The Stakes for the Industry
For crypto firms operating in the US, another year of regulatory ambiguity isn’t just inconvenient — it’s expensive. Legal costs, compliance overhead, and the constant threat of enforcement action all eat into resources. More importantly, uncertainty makes it harder to build. If you don’t know whether your token will be treated as a security tomorrow, you make conservative product decisions today. That has a real chilling effect on development.
Institutional money is also watching. Large asset managers, banks dipping their toes into digital assets, and pension funds considering crypto exposure all need regulatory clarity before they can move meaningfully. The Clarity Act 2026’s passage wouldn’t solve everything overnight, but it would give institutional players a firmer foundation to build on. Its failure — or indefinite delay — keeps the gate partially closed.
What Happens Next
The Clarity Act 2026 isn’t dead. But the window is tightening, and each week that passes without tangible negotiating progress makes the next week harder. If the bill doesn’t move meaningfully through the Senate before the calendar gets genuinely crowded — typically late summer into fall — it becomes very difficult to see how it clears before year-end.

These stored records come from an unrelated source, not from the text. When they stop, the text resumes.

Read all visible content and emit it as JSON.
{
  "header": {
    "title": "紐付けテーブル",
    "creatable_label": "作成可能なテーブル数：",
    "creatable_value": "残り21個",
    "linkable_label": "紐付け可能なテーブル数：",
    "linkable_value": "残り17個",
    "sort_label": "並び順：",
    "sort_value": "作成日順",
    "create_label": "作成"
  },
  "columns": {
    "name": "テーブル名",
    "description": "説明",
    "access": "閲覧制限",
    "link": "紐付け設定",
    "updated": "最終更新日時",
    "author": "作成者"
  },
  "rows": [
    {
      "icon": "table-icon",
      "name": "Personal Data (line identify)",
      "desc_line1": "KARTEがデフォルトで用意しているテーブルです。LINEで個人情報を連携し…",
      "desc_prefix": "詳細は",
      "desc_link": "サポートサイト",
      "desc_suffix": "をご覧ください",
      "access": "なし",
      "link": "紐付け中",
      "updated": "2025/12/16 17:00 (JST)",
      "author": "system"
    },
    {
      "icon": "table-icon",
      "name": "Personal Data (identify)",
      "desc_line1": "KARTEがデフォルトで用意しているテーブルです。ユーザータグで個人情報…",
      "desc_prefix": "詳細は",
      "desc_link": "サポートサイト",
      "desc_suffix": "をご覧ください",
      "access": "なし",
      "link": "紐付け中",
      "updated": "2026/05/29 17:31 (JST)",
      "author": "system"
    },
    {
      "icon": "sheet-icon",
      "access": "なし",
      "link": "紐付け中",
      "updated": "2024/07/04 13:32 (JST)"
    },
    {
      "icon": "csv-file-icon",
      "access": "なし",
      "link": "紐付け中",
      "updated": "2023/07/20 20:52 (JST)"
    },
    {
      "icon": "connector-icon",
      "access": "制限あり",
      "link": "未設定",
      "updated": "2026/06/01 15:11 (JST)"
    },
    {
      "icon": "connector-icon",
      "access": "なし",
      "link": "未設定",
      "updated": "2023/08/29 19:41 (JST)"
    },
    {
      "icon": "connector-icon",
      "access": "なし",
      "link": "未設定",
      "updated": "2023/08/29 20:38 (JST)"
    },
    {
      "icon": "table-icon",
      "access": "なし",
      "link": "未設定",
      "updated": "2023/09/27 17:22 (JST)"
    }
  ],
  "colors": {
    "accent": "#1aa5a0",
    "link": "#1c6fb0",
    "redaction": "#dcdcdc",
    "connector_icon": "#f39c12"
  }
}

The more likely scenario, if momentum continues to fade, is that the industry and its advocates spend 2026 laying groundwork for a stronger push in the next Congress. That’s not catastrophic, but it’s another delay in a policy area that’s been delayed for years. For crypto companies waiting on clearer rules, and for investors trying to price in US regulatory risk, Galaxy Research’s revised odds are less a prediction and more a warning: don’t bank on Washington moving fast.